Em termos nominais, o Instituto de Finanças Internacionais aponta que a dívida global atingiu um novo recorde no segundo trimestre de 2021, “depois de um ligeiro declínio no primeiro trimestre”, somando 4,8 biliões de dólares (cerca de 4 biliões de euros).

A dívida mundial atingiu os 353% do Produto Interno Bruto (PIB) no final do segundo trimestre deste ano, uma diminuição de nove pontos face a março, divulgou esta terça-feira o Instituto de Finanças Internacionais (IIF).

“O rácio mundial de dívida face ao PIB caiu pela primeira vez desde o início da pandemia. À volta dos 353% no segundo trimestre de 2021, o rácio de dívida face ao PIB está nove pontos percentuais abaixo do máximo de 362% do primeiro trimestre de 2021”, pode ler-se num relatório hoje divulgado.

Em termos nominais, o IIF aponta que a dívida global atingiu um novo recorde no segundo trimestre de 2021, “depois de um ligeiro declínio no primeiro trimestre”, somando 4,8 biliões de dólares (cerca de 4 biliões de euros).

“No total, 51 dos 61 países da nossa amostra registaram um declínio nos rácios da dívida face ao PIB no segundo trimestre. A descida é sobretudo atribuível a um aumento robusto da atividade económica.

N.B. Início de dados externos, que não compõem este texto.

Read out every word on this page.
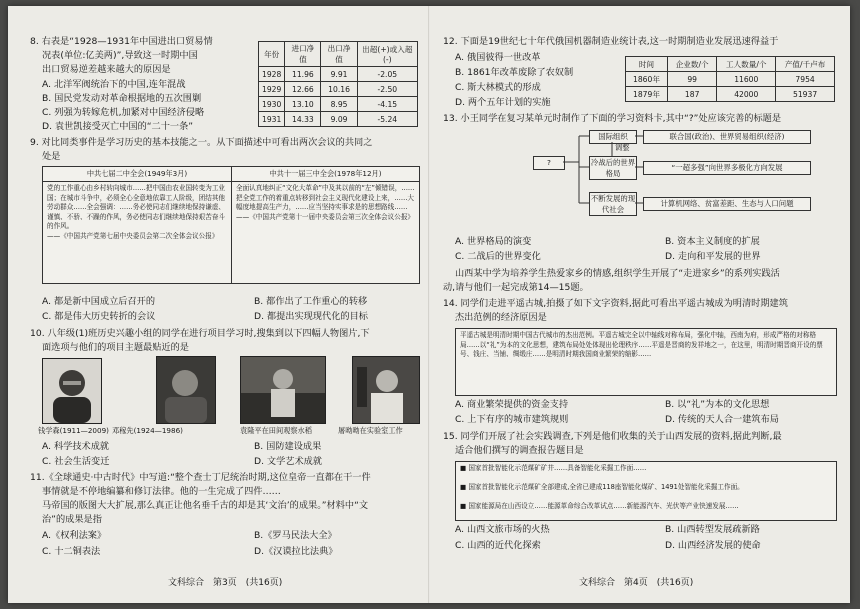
8. 右表是“1928—1931年中国进出口贸易情
况表(单位:亿美两)”,导致这一时期中国
出口贸易逆差越来越大的原因是
A. 北洋军阀统治下的中国,连年混战
B. 国民党发动对革命根据地的五次围剿
C. 列强为转嫁危机,加紧对中国经济侵略
D. 袁世凯接受灭亡中国的“二十一条”
年份	进口净值	出口净值	出超(+)或入超(-)
1928	11.96	9.91	-2.05
1929	12.66	10.16	-2.50
1930	13.10	8.95	-4.15
1931	14.33	9.09	-5.24
9. 对比同类事件是学习历史的基本技能之一。从下面描述中可看出两次会议的共同之
处是
中共七届二中全会(1949年3月)	中共十一届三中全会(1978年12月)
党的工作重心由乡村转向城市……把中国由农业国转变为工业国；在城市斗争中，必须全心全意地依靠工人阶级，团结其他劳动群众……全会强调：……务必使同志们继续地保持谦虚、谨慎、不骄、不躁的作风，务必使同志们继续地保持艰苦奋斗的作风。
——《中国共产党第七届中央委员会第二次全体会议公报》
全面认真地纠正“文化大革命”中及其以前的“左”倾错误，……把全党工作的着重点转移到社会主义现代化建设上来，……大幅度地提高生产力，……应当坚持实事求是的思想路线……
——《中国共产党第十一届中央委员会第三次全体会议公报》
A. 都是新中国成立后召开的	B. 都作出了工作重心的转移
C. 都是伟大历史转折的会议	D. 都提出实现现代化的目标
10. 八年级(1)班历史兴趣小组的同学在进行项目学习时,搜集到以下四幅人物图片,下
面选项与他们的项目主题最贴近的是
钱学森(1911—2009) 邓稼先(1924—1986)	袁隆平在田间观察水稻	屠呦呦在实验室工作
A. 科学技术成就	B. 国防建设成果
C. 社会生活变迁	D. 文学艺术成就
11.《全球通史·中古时代》中写道:“整个查士丁尼统治时期,这位皇帝一直都在干一件
事情就是不停地编纂和修订法律。他的一生完成了四件……
马帝国的版图大大扩展,那么真正让他名垂千古的却是其‘文治’的成果。”材料中“文
治”的成果是指
A.《权利法案》	B.《罗马民法大全》
C. 十二铜表法	D.《汉谟拉比法典》
文科综合　第3页　(共16页)
12. 下面是19世纪七十年代俄国机器制造业统计表,这一时期制造业发展迅速得益于
A. 俄国彼得一世改革
B. 1861年改革废除了农奴制
C. 斯大林模式的形成
D. 两个五年计划的实施
时间	企业数/个	工人数量/个	产值/千卢布
1860年	99	11600	7954
1879年	187	42000	51937
13. 小王同学在复习某单元时制作了下面的学习资料卡,其中“?”处应该完善的标题是
?
国际组织
冷战后的世界格局
不断发展的现代社会
调整
联合国(政治)、世界贸易组织(经济)
“一超多强”向世界多极化方向发展
计算机网络、贫富差距、生态与人口问题
A. 世界格局的演变	B. 资本主义制度的扩展
C. 二战后的世界变化	D. 走向和平发展的世界
山西某中学为培养学生热爱家乡的情感,组织学生开展了“走进家乡”的系列实践活
动,请与他们一起完成第14—15题。
14. 同学们走进平遥古城,拍摄了如下文字资料,据此可看出平遥古城成为明清时期建筑
杰出范例的经济原因是
平遥古城是明清时期中国古代城市的杰出范例。平遥古城完全以中轴线对称布局，强化中轴，西南为府，形成严格的对称格局……以“礼”为本的文化思想，建筑布局处处体现出伦理秩序……平遥是晋商的发祥地之一，在这里，明清时期晋商开设的票号、钱庄、当铺、绸缎庄……是明清时期我国商业繁荣的缩影……
A. 商业繁荣提供的资金支持	B. 以“礼”为本的文化思想
C. 上下有序的城市建筑规则	D. 传统的天人合一建筑布局
15. 同学们开展了社会实践调查,下列是他们收集的关于山西发展的资料,据此判断,最
适合他们撰写的调查报告题目是
■ 国家首批智能化示范煤矿矿井……具备智能化采掘工作面……
■ 国家首批智能化示范煤矿全部建成,全省已建成118座智能化煤矿、1491处智能化采掘工作面。
■ 国家能源局在山西设立……能源革命综合改革试点……新能源汽车、光伏等产业快速发展……
A. 山西文旅市场的火热	B. 山西转型发展疏新路
C. 山西的近代化探索	D. 山西经济发展的使命
文科综合　第4页　(共16页)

No entanto, a recuperação não foi forte o suficiente para trazer os rácios da dívida abaixo dos níveis pré-pandemia, na maioria dos casos”, pode ler-se no documento do instituto sediado em Washington.

No total, a dívida mundial analisada divide-se entre as famílias (65,5%), as empresas não financeiras (98,6%), a dívida pública (104,6%) e o setor financeiro (84,7%).

“O crescimento da dívida foi mais substancial na zona euro. Largamente liderada pela Alemanha e França, o valor total em dólares na zona euro aumentou 1,3 biliões de dólares [1,099 biliões de euros] para 56 biliões de dólares [47,3 biliões de euros] no segundo trimestre”, nota o IIF.

No documento é também destacado que “com os preços das casas a aumentar, a dívida das famílias aumentou 1,5 biliões de dólares [1,2 biliões de euros]”, estando agora perto dos 46,5 biliões de euros.